10 February 2016 by Cliffe Dekker Hofmeyr Environmental Alert

Draft Carbon Tax Bill B-2017

The Draft Carbon Tax Bill, 2015 (Bill) provides for a carbon tax to be imposed on greenhouse gas (GHG) emissions.

What is carbon tax?

Carbon tax is one of the mechanisms that government seeks to employ to control and ultimately mitigate GHG emissions, as part of its response to climate change. Carbon tax will be levied against certain industries which perform specified activities which emit GHGs that have been declared ‘priority air pollutants’.

The Department of Environmental Affairs published two draft notices, most recently in January 2016, in which priority air pollutants have been declared. The first refers to various emission sources and certain activities undertaken by GHG emitters. The second contains a list of production processes in which GHGs are produced. The activities subject to carbon tax are therefore uncertain at this stage, although the Department has advised that the production processes referred to in the January 2016 notice will apply.

Who does it affect and what are the obligations?

Carbon tax will be imposed only in respect of activities which produce ‘scope 1’ or ‘direct’ emissions, which include emissions from stationary combustion of fossil fuels, mobile combustion of fossil fuels, and process and fugitive emissions.

Carbon tax will be levied on the amount of the input of the fossil fuel multiplied by specific emission factors which are set out in Schedule 1 to the Bill, at a rate of R120/CO2e for that specific GHG.

The Bill imposes various reporting and accounting obligations that are integrated with various other regulations in the air quality legal regime, which may impose further obligations on taxpayers. A thorough understanding of the air quality legal regime and accounting practices will be needed in order to effectively manage one’s carbon tax liability.

Deadlines for compliance

Carbon tax will be payable in accordance with tax periods, the first of which is proposed to run from 1 January 2017 until 31 December 2017.

The Bill is broadly framed and has the potential to affect all industries which release emissions that result from fuel combustion activities, industrial processes and fugitive sources.

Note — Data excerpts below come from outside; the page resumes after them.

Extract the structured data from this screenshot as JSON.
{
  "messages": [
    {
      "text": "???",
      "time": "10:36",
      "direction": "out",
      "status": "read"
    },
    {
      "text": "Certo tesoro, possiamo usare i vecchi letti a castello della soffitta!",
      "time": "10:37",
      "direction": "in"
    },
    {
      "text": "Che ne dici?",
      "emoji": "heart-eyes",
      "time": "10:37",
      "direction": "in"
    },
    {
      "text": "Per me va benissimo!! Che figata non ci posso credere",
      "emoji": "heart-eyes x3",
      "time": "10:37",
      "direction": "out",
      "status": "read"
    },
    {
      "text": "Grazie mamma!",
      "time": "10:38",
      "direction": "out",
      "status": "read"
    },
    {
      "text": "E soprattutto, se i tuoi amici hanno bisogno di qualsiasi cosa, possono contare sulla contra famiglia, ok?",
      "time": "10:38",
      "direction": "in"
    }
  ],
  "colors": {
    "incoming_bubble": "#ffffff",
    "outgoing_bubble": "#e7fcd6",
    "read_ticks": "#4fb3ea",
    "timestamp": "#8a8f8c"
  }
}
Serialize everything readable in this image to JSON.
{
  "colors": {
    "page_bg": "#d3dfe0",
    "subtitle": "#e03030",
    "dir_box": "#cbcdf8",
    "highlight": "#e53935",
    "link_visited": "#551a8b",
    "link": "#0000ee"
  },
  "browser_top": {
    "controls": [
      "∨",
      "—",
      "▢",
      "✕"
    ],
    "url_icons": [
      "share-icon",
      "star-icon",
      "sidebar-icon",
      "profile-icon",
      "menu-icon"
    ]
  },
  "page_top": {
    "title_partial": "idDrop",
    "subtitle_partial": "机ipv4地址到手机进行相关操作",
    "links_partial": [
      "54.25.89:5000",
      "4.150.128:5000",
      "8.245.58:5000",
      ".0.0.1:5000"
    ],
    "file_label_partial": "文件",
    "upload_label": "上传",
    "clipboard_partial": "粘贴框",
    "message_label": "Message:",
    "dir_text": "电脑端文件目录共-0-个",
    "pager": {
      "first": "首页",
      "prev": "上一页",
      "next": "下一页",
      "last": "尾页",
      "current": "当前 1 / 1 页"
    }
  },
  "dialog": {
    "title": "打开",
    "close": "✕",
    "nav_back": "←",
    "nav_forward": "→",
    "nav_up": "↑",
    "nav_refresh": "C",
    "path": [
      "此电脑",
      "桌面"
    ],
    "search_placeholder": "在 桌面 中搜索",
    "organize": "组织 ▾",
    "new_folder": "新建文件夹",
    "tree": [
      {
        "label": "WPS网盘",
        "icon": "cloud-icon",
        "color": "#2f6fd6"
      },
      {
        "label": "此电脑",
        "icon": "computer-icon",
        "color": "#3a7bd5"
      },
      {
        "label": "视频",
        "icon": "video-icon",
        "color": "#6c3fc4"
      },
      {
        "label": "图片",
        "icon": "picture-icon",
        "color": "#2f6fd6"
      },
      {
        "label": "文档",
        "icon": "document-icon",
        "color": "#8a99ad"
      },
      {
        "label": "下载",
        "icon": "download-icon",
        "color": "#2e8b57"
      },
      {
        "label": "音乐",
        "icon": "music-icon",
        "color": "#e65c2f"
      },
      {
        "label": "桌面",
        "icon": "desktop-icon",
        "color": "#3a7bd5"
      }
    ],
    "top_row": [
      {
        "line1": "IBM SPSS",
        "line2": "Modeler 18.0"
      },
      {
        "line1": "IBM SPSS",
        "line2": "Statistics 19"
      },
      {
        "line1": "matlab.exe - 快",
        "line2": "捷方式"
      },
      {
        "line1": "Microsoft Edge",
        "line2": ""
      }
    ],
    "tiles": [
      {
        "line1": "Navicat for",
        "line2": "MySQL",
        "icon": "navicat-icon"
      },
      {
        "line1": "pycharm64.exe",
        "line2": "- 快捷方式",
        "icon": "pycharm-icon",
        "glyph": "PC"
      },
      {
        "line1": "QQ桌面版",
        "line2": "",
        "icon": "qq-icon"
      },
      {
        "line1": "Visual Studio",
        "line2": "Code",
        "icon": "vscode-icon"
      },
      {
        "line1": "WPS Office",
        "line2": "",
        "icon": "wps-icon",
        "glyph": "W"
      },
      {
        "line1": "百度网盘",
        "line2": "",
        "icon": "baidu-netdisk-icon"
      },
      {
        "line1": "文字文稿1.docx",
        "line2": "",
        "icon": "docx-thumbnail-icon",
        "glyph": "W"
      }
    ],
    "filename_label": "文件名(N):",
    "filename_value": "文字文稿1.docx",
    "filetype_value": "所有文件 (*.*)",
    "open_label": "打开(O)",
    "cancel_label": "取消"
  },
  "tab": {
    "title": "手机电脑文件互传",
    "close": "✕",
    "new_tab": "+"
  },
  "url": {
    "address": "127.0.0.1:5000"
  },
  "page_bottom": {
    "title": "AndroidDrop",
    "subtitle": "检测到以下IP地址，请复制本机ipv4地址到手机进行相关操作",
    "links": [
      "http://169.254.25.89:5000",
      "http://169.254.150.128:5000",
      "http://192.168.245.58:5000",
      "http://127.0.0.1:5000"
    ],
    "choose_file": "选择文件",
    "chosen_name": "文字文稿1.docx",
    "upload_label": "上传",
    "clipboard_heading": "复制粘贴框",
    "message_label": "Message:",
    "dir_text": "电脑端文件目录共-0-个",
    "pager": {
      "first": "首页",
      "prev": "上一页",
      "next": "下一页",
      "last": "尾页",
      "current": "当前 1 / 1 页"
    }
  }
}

Entities affected by the tax will have to keep accurate records of their emissions, report to the Department of Environmental Affairs on emissions and account to SARS. Entities may start considering carbon offset mechanisms and other allowances in anticipation of the carbon tax.

Mining, electricity generation, fuel production and process industries are likely to be most affected by the proposed carbon tax.